Le procès du putsch manqué du 16 septembre 2015 s’est poursuivi ce mercredi 12 décembre 2018, toujours avec l’interrogatoire de Gilbert Diendéré, considéré comme le cerveau de l’action. Le général qui était devant la barre de la Chambre de jugement du tribunal militaire pour son dixième jour d’audience, a insisté auprès de la Cour pour la libération de ses co-accusés qui ont agi sous son autorité en tant que président du Conseil national pour la démocratie (CND), l’organe qui a dirigé le pays au moment du coup d’Etat manqué. Mais pour le parquet, cela est étonnant puisque le «père spirituel» de l’ex-régiment de sécurité présidentielle (RSP) «a refusé de s’assumer» pendant l’instruction du dossier.

L’audience de ce jour s’est poursuivie notamment avec les interrogations, les commentaires, les observations et une requête formulée par les avocats de la défense. Me Dieudonné Bonkoungou et Me Antoinette Ouédraogo, des avocats de la défense, ont pris la parole pour abonder dans le même sens que leurs confrères qui ont estimé que la hiérarchie militaire burkinabè et les autorités politiques de la Transition sont aussi «responsables» du coup d’Etat manqué, car elles sont restées passives face aux différentes crises que vivait l’ex-RSP, le corps de l’armée accusée d’avoir tenté le coup de force.

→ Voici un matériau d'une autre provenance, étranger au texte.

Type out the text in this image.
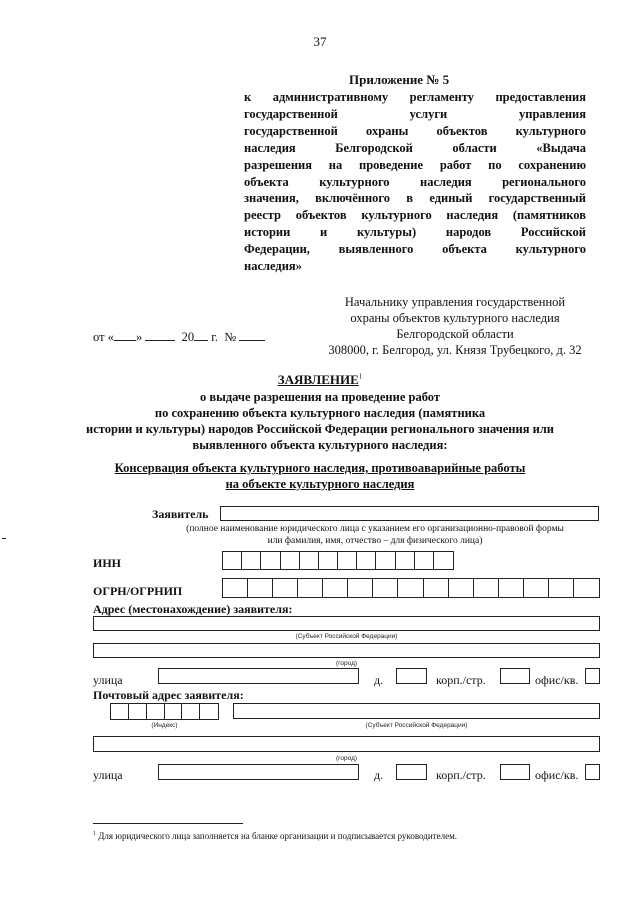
37
Приложение № 5
к административному регламенту предоставления
государственной услуги управления
государственной охраны объектов культурного
наследия Белгородской области «Выдача
разрешения на проведение работ по сохранению
объекта культурного наследия регионального
значения, включённого в единый государственный
реестр объектов культурного наследия (памятников
истории и культуры) народов Российской
Федерации, выявленного объекта культурного
наследия»
Начальнику управления государственной
охраны объектов культурного наследия
Белгородской области
308000, г. Белгород, ул. Князя Трубецкого, д. 32
от « »	20 г. №
ЗАЯВЛЕНИЕ$^1$
о выдаче разрешения на проведение работ
по сохранению объекта культурного наследия (памятника
истории и культуры) народов Российской Федерации регионального значения или
выявленного объекта культурного наследия:
Консервация объекта культурного наследия, противоаварийные работы
на объекте культурного наследия
Заявитель
(полное наименование юридического лица с указанием его организационно-правовой формы
или фамилия, имя, отчество – для физического лица)
ИНН
ОГРН/ОГРНИП
Адрес (местонахождение) заявителя:
(Субъект Российской Федерации)
(город)
улица	д.	корп./стр.	офис/кв.
Почтовый адрес заявителя:
(Индекс)	(Субъект Российской Федерации)
(город)
улица	д.	корп./стр.	офис/кв.
$^1$ Для юридического лица заполняется на бланке организации и подписывается руководителем.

Pour Me Antoinette Ouédraogo, «la hiérarchie militaire et le président (de la Transition) Michel Kafando sont complices de ce dont on accuse le général Diendéré. S’ils ne sont pas complices c’est qu’ils sont négligents ou bien ils ont poussé le général et le RSP à la faute». L’avocate a, du reste, rappelé que c’est M. Zida qui serait allé avec son équipe, aux premières heures de l’insurrection populaire de fin octobre 2014, «chercher Michel Kafando dans sa ferme» pour qu’il soit le chef de l’Etat. Michel Kafando «n’a pas été élu, en tout cas moi ou le peuple ne l’avons pas élu», a insisté Me Antoinette Ouédraogo.

Me Jean Yahovi Dégli, l’un des conseils de Gilbert Diendéré a, ensuite, pris la parole pour demander au tribunal militaire de prendre toutes les dispositions juridiques pour que tous les témoins cités par son client au début du procès, mais qui ont été écartés, soient entendus pour la manifestation de la vérité. Sa conviction, c’est que la présence d’«un certain nombre de personnes est indispensable» pour faire jaillir la vérité. Il a expliqué que le tribunal était d’ailleurs contraint sur cette question par des dispositions légales nationales et internationales, notamment le pacte international en son article 14.

Après cette séquence, la parole a été donnée au parquet qui a dit ne pas comprendre le général Gilbert Diendéré sur son insistance à accuser la hiérarchie militaire et demander la libération de ses co-détenus. Au contraire, selon le parquet, c’est à cause des déclarations de l’ex-chef d’état-major particulier de la présidence du Faso sous l’ère Blaise Compaoré, que beaucoup d’éléments de l’ex RSP ont vu leurs charges augmenter.

«Si la hiérarchie a exécuté mes ordres parce que j’étais président du CND et ne se retrouve pas ici devant ce tribunal, il n’y a pas de raison que ces officiers, sous-officiers et soldats de rang qui ont obéi à cette hiérarchie-là soient dans le box des accusés», a réagi Gilbert Diendéré qui a persisté et signé, que «les choses (l’instruction) n’ont pas été faites convenablement depuis le départ» et qu’on ne peut pas lui «enlever» cela de la tête.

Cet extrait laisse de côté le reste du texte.